Add a few block quotes to your answers with quotable passages from the source materials.

🎨 Style Examples

Your audience may benefit from a particular AI expert tone and voice.

For example, for an easy read:

Use simple, clear language. Keep answers short. Include a few relevant emojis to make the response easy to scan. Avoid jargon unless the user introduces it first.

For professional environments where precision matters, including academia, journalism, and consulting:

Follow AP-style conventions. Never use emojis. Use precise terminology and avoid casual phrasing. Present arguments clearly, with well structured paragraphs and careful qualifications.

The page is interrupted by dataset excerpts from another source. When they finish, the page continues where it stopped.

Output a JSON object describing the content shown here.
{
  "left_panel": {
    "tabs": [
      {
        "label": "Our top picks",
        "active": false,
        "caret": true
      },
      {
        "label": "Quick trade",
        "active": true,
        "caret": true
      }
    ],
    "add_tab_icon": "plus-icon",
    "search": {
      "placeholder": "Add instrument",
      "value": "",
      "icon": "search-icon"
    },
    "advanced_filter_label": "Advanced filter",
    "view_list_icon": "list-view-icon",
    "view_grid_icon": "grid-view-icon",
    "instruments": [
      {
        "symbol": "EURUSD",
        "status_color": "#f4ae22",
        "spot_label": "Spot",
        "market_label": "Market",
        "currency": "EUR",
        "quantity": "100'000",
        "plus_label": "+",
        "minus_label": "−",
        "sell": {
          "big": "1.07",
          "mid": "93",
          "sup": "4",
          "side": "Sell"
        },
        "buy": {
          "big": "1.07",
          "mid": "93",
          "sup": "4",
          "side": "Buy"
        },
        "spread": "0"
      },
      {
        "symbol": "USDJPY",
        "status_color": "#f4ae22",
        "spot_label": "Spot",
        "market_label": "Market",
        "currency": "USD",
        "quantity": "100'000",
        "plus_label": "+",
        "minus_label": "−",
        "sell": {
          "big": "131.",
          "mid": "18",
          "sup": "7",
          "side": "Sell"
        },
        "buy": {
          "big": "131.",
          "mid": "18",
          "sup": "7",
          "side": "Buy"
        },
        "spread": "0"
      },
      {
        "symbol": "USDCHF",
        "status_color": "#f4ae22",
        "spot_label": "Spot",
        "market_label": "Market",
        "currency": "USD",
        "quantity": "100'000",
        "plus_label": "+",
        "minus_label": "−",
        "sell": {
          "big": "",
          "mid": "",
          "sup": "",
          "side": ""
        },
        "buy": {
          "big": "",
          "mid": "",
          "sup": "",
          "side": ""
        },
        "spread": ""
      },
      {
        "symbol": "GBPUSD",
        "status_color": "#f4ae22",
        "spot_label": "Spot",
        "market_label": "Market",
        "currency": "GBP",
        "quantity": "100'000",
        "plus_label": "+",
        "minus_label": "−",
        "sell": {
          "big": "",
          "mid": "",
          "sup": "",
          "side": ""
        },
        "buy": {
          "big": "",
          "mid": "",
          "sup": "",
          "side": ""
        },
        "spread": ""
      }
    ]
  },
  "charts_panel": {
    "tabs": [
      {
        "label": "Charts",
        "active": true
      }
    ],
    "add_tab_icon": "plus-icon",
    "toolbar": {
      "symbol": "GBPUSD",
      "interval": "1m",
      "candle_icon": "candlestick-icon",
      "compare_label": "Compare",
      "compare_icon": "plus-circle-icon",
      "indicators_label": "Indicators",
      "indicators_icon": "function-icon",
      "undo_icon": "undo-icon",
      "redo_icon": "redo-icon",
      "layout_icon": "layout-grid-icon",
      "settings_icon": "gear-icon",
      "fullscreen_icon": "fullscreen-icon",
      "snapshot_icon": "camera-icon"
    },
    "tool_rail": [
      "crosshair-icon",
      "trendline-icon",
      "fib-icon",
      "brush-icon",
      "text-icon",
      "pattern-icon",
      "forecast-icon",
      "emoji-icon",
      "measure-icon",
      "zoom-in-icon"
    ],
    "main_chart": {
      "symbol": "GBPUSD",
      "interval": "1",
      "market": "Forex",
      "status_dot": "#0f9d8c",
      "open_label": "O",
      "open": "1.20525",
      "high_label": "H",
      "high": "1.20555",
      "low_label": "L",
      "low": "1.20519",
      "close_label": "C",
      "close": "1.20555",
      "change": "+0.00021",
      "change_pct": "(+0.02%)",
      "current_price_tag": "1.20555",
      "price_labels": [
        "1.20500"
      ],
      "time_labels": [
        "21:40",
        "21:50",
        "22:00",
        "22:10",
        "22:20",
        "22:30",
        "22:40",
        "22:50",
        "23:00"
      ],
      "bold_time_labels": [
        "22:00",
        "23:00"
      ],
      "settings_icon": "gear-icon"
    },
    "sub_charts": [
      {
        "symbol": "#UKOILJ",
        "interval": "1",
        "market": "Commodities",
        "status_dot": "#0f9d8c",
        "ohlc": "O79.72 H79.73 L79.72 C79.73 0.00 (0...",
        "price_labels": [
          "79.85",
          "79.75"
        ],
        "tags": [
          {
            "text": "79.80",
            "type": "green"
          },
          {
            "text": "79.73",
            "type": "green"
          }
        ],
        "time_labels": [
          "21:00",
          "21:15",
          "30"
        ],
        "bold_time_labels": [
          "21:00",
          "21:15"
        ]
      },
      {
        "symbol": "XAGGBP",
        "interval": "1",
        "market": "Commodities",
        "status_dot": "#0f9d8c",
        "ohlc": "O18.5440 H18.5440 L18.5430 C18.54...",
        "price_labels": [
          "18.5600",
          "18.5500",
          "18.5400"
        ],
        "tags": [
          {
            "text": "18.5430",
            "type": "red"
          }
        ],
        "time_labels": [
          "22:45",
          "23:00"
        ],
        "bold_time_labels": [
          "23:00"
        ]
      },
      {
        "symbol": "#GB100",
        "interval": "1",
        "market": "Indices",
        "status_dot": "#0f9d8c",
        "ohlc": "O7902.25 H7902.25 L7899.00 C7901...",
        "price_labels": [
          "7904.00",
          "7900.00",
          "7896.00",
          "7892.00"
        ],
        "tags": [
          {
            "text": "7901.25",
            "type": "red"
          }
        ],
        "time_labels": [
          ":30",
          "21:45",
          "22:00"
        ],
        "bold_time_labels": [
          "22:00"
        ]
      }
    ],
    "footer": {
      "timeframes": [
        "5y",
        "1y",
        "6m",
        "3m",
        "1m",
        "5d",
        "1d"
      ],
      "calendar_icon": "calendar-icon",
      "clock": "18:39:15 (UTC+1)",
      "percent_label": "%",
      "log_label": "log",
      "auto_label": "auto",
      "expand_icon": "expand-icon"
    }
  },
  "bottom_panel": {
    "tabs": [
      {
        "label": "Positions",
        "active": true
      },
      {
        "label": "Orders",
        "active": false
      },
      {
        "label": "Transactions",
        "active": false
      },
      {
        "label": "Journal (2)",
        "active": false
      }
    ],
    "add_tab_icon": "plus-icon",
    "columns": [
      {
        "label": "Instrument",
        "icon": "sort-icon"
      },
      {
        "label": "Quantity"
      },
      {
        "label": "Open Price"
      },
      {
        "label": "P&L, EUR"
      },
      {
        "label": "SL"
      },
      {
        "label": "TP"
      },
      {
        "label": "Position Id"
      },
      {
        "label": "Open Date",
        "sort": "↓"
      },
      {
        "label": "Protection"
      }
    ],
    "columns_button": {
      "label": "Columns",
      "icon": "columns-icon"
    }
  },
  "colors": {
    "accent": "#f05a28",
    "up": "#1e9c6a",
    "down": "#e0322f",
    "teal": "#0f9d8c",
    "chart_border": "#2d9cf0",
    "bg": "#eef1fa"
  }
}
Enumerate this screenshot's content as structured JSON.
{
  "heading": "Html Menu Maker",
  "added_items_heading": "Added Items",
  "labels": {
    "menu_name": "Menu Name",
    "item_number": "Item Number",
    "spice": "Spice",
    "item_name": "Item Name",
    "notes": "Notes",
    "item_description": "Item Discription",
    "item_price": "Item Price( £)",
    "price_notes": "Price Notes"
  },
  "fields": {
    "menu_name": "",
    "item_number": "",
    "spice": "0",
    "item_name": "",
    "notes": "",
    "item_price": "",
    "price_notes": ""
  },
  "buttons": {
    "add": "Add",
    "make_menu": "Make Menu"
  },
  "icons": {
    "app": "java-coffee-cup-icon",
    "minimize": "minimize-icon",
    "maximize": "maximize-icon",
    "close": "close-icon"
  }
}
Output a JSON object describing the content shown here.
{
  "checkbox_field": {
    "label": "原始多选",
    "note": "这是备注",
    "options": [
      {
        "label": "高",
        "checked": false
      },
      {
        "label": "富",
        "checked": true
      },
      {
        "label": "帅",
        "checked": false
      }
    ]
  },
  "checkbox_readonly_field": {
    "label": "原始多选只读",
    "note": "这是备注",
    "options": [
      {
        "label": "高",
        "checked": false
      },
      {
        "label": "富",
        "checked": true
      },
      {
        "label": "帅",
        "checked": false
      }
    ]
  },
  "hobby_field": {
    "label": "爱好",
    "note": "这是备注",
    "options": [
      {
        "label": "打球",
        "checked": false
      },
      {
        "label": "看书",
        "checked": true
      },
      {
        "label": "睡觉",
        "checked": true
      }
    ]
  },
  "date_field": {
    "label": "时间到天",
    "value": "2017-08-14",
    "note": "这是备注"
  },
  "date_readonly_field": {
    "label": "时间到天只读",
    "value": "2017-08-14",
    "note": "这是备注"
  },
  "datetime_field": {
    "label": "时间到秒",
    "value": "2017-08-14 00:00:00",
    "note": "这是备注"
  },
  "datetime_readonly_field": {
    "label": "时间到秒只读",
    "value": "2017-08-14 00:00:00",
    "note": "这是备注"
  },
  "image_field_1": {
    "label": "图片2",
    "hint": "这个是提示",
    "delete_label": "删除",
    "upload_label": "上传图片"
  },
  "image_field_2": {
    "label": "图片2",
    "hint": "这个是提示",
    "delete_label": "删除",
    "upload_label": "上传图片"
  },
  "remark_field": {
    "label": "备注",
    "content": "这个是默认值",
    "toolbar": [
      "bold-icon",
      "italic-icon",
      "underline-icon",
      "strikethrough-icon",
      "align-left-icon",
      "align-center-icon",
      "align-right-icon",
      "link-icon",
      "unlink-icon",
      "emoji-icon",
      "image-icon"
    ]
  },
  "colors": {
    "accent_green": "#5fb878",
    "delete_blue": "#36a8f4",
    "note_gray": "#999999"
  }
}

For a more companion-like expert:

Use a warm, friendly tone. Include occasional witty observations or anecdotes to keep the conversation engaging. Stay supportive and personable without being silly or unprofessional.

You can also enforce terminology preferences:

• Use “Attacker”, never “hacker” or “exploiter” • Use “Access Token”, never “session key” or “login string” • Use “Configuration Change”, never “release” or “deployment”

📚 Sourcing Examples

Sometimes you want the AI expert to rely on specific sources for particular query types.

For example, if the query relates to the API, only use sources from the API docs. This keeps answers focused and avoids irrelevant product materials.

If the query mentions the API or endpoints, only use documents from the “API Docs” folder.

You can apply the same idea to customer-facing content:

If you are asked to write a social post or outreach email, avoid any sources from the "Internal-use" folder.